On the issue of money's ever-increasing role in U.S. politics, Sanders described to AP how fighting back against the flow of campaign cash unleashed by the Supreme Court's Citizens United decision would be one of his key platform planks. "I'm not going to have a Super PAC in this campaign," he said. "I don't go to fundraisers where millionaires sit around the room and say here's a million, here's $5 million for your super PAC. That's not my life. That's not my world. And I think the American people are saying that is not what our politics should be about."

Meanwhile, appearing Sunday on CNN's Reliable Sources with Brian Stelter, Sanders said that in addition to the rise of money's centrality to political campaigns, a related obstacle to positive change in the country, in fact, remains the deplorable coverage offered by the nation's broadcast and cable news companies.
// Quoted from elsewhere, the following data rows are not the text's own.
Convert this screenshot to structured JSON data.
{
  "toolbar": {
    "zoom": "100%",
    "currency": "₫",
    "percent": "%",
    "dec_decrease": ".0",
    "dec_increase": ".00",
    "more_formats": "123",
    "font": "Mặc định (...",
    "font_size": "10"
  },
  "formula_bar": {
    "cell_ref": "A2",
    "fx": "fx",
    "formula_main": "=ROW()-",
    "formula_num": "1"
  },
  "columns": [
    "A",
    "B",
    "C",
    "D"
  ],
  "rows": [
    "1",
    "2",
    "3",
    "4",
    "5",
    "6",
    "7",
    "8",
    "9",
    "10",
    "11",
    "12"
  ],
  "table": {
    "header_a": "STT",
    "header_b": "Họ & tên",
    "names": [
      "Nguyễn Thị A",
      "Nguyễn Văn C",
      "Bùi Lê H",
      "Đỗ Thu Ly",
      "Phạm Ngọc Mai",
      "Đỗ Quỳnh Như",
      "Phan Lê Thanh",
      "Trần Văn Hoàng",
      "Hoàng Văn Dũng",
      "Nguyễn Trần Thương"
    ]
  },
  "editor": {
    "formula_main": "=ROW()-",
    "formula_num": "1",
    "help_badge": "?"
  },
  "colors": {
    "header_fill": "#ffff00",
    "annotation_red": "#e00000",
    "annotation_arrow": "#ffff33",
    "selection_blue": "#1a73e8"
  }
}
Asked by Stelter if attacking the media would be an effective campaign strategy, Sanders responded:

Look, I don't know if it's a winning strategy or not, but this is what I do know: the middle class of this country is disappearing despite the fact that people are working longer hours and they're earning lower wages. We have seen an explosion in technology and productivity and yet all of the increase in income and wealth is going to the top 1 percent. Do you think that that's an important issue to discuss?

According to the scientific community, climate change is the great planetary crisis we now face. Do you think we might want to be discussing that issue?

You have the top 1/10th of 1 percent now owning more wealth than the bottom 90 percent. I'm the ranking member of the budget committee. I dealt with the Republican budget which throws 27 million people off of health insurance, cuts educational programs by tens of billions of dollars, gives tax breaks to billionaires. Do you know how much coverage that got, outside of the political gossip? Virtually nothing. [...]

... The scientific community is virtually unanimous in telling us that climate change is real, already causing devastating problems and that we have to reverse course. Do you think we're seeing that kind of discussion in the media?

And the coverage is never more noxious, suggested Sanders, than when it comes to presidential campaigns.

"In terms of campaign coverage, there is more coverage about the political gossip of the campaign, about raising money, about polling, about somebody saying something dumb, or some kid who works for a campaign and sends out something stupid on Facebook, right?" Sanders said. "We can expect that to be a major story. But what your job is, what the media's job is, is to say: 'Look, these are the major issues facing the country.' We're a democracy. People have different points of view. Let's argue it."

But will he go after Clinton?

"Of course Hillary Clinton and anybody else deserves criticism. When you have different points of view, I guess that's what criticism is about," Sanders told CNN. "But I will tell you that I have never run a negative political ad in the state of Vermont in my life. People of Vermont know that. I just don't think that that's what politics is about. So, will I criticize Hillary Clinton on her position of TPP, or the lack of position? Will I criticize her on her views of Wall Street? Will I criticize her on foreign policy? That's what democracy is about. But taking cheap shots at people, making it personal, I don't think that's what politics should be about."